Il faut dire que l'exécutif a subi de plein fouet la fronde des gilets jaunes, ce qui l'a conduit a retiré certaines dispositions. Tel est le cas de l'article qui mettait fin à la niche fiscale sur le gazole non routier qui devait rapporter 1 milliard d'euros (Md€) à l'Etat dès 2019. Plus emblématique encore, la crise a conduit le gouvernement à geler la fiscalité carbone à son niveau actuel. Des réformes comme celle de la fiscalité sur les déchets ou de la redevance pour pollutions diffuses ont en revanche pu aboutir.

Aides au covoiturage et au paiement du carburant (art. 3)

Cet article, qui traduit certaines annonces faites par le Premier ministre le 14 novembre, instaure des aides au covoiturage et au paiement des frais de carburants. En premier lieu, il donne la possibilité aux employeurs de rembourser une partie des frais engagés par leurs salariés qui se déplacent en covoiturage en tant que passagers, sous la forme d'une "indemnité forfaitaire covoiturage" dont les modalités seront précisées par décret. Ce soutien se fera en franchise de charges sociales et d'impôt sur le revenu dans la limite de 200 euros par an, a précisé le gouvernement.

En second lieu, l'amendement défiscalise les aides versées par les collectivités territoriales ou par Pôle emploi pour couvrir les frais engagés par les salariés en tant que conducteurs en covoiturage ou pour régler leur carburant ou l'alimentation de leur véhicule électrique pour leur déplacement domicile-travail. Dans ce dernier cas, le trajet doit être supérieur à 30 km. La disposition votée prévoit d'exonérer d'impôt sur le revenu et de cotisations sociales, dans la limite de 240 euros par an, les aides versées en l'absence de prise en charge par l'employeur des titres d'abonnements de transports publics. Ces dispositions s'appliqueront finalement au 1er janvier 2019 et non au 1er janvier 2020 comme l'exécutif l'avait envisagé dans un premier temps.

Taux de TVA réduit sur le solaire thermique (art. 18)

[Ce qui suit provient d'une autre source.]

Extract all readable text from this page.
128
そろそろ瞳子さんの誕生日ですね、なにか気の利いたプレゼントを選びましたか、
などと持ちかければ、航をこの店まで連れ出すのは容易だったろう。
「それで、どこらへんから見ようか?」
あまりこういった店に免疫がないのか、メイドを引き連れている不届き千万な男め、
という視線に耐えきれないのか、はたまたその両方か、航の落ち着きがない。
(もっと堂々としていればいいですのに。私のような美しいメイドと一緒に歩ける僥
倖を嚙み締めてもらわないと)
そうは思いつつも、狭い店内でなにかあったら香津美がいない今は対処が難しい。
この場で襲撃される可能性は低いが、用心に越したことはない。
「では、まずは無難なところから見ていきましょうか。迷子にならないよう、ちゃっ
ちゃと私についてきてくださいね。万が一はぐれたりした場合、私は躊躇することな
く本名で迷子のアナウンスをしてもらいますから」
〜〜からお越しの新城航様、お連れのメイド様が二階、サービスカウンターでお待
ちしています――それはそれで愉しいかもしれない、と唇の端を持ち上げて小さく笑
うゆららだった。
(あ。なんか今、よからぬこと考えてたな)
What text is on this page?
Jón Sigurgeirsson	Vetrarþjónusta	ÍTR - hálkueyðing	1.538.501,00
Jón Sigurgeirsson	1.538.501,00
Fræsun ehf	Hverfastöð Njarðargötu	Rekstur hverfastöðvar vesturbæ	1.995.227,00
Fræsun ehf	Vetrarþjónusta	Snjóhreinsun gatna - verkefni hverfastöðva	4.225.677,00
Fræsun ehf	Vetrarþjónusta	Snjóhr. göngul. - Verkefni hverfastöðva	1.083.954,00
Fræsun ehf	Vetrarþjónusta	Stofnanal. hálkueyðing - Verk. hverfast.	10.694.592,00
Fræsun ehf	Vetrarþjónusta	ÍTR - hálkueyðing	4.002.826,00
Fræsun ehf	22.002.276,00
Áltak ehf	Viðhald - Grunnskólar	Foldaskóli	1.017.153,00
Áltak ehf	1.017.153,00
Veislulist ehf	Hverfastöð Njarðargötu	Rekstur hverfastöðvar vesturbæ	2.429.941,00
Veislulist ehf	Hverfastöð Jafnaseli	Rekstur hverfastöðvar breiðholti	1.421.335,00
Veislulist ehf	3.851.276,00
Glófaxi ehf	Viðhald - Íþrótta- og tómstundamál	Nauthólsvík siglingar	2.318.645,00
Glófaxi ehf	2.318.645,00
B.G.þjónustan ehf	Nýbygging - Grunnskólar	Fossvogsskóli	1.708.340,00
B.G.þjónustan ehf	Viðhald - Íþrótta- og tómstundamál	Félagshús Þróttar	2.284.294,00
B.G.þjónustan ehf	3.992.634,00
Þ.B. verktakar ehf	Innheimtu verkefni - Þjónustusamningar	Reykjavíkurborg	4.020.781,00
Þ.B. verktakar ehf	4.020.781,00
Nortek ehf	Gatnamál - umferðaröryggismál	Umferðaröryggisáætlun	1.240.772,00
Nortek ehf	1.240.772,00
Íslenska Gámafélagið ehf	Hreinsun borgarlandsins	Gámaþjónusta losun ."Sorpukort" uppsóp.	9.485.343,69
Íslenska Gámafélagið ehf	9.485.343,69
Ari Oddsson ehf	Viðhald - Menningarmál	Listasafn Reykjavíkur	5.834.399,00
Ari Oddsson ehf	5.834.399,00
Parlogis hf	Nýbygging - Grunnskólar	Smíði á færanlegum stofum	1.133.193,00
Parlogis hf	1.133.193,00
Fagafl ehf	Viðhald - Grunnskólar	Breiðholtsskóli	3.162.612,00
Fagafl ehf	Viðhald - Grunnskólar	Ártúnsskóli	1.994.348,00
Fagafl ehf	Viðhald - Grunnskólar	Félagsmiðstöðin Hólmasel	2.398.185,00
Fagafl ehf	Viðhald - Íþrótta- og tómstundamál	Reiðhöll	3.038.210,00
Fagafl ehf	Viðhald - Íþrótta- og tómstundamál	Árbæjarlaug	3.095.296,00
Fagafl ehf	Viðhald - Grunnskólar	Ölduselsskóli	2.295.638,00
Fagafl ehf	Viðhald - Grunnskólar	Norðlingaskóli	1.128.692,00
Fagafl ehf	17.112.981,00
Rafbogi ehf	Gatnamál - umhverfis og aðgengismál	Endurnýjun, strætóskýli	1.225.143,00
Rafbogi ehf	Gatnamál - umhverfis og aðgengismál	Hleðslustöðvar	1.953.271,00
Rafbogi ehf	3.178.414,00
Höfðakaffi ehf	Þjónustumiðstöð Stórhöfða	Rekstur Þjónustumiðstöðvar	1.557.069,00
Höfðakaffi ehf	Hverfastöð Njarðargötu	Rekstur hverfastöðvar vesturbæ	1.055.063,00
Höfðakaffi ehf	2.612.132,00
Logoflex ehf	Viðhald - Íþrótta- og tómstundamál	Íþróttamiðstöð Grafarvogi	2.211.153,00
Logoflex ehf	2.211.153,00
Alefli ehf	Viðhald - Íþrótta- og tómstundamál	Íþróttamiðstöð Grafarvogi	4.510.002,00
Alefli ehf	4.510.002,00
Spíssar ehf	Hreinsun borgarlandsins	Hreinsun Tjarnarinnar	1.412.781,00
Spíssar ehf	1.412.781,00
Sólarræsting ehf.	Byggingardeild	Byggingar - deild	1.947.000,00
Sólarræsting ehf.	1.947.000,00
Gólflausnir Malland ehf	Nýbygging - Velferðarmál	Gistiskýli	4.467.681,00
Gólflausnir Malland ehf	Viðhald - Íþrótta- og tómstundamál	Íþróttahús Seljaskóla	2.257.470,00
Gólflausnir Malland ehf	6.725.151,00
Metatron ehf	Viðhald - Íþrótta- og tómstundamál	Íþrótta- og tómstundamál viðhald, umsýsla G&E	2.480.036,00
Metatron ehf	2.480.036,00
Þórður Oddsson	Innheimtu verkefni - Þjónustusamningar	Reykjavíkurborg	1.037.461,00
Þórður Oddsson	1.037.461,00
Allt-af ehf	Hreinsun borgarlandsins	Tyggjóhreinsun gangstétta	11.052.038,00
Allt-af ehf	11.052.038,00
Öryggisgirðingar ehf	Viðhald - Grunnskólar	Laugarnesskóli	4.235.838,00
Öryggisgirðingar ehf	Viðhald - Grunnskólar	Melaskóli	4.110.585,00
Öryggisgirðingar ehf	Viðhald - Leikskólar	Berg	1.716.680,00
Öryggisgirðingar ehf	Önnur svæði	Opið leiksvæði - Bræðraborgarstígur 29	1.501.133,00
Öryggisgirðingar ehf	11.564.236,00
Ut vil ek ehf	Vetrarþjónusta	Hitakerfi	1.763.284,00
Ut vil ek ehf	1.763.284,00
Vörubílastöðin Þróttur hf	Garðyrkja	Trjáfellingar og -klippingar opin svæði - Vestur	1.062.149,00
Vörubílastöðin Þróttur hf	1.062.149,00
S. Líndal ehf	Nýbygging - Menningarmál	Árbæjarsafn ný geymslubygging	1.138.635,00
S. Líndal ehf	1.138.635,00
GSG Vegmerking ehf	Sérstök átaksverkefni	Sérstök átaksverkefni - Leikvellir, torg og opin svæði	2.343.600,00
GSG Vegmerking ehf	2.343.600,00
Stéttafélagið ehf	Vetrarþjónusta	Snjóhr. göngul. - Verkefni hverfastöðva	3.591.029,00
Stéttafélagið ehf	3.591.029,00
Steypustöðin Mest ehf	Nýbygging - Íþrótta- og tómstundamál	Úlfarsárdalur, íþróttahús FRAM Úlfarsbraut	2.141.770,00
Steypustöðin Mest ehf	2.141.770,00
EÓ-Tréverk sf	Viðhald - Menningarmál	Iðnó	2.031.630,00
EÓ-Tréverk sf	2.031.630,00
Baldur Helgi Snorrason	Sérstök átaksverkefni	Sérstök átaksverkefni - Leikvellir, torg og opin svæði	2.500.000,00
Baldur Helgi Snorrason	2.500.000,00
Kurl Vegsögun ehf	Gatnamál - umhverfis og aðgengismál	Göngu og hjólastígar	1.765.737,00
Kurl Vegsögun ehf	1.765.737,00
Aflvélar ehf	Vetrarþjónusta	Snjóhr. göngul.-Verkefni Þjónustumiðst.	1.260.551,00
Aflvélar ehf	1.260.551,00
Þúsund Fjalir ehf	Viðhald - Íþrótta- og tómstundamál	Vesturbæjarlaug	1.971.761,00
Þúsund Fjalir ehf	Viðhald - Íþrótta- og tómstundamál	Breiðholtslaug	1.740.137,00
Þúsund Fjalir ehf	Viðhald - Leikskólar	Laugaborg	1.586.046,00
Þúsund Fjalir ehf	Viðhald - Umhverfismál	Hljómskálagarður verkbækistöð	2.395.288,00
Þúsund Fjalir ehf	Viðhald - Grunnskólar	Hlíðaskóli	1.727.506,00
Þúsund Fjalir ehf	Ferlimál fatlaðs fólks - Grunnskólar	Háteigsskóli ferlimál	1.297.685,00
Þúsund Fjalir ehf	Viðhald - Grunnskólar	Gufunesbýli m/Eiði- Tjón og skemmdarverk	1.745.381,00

Le taux réduit de TVA de 5,5 % est appliqué à la fourniture de chaleur produite au moins à 50 % à partir de l'énergie solaire thermique. Cette disposition permet de traiter l'énergie solaire dans les mêmes conditions que celle issue de la biomasse, de la géothermie et des déchets, ou que l'énergie de récupération.

Aménagement de la taxe d'enlèvement des ordures ménagères (art. 23)

L'article 1520 du code général des impôts est modifié afin de favoriser l'institution par les collectivités territoriale de la part incitative de la taxe d'enlèvement des ordures ménagères (TEOM). Les dispositions votées autorisent, la première année de l'institution de la taxe incitative (TEOMi), que son produit excède le produit de la TEOM de l'année précédente dans une limite de 10%. Corrélativement, cet article prévoit de diminuer de 8 à 3% les frais de gestion que l'Etat ponctionne sur le produit de la taxe durant les cinq premières années d'instauration de la TEOMi. L'article inclut par ailleurs dans le champ des dépenses financées par la TEOM les dépenses liées à la définition et aux évaluations des programmes locaux de prévention des déchets ménagers et assimilés.

Réforme de la TGAP sur les déchets (art. 24)

Cet article réforme le dispositif de taxe générale sur les activités polluantes (TGAP) applicable aux déchets. Afin de favoriser le recyclage, la fiscalité sur le stockage et l'incinération est renforcée. Pour cela, l'article renforce la trajectoire d'augmentation de la taxe entre 2021 et 2025 et supprime les réfactions applicables à certaines modalités de stockage ou d'incinération afin de s'assurer que le coût du recyclage soit inférieur à celui des autres modes de traitement. Il modifie le dispositif des exemptions et exonérations afin qu'elles bénéficient à des déchets non valorisables, comme les déchets d'amiante et certains déchets inertes, y compris en cas de transfert vers un autre Etat. Une nouvelle exonération au bénéfice de la production électrique à partir de déchets en Outre-mer a également été votée.

Suppression de la taxe due à VNF (art. 26)

Parmi les taxes à faible rendement supprimées par la loi de finances figure la taxe hydraulique affectée à Voies navigables de France (VNF). Cette taxe est toutefois remplacée par un régime de redevance domaniale de droit commun.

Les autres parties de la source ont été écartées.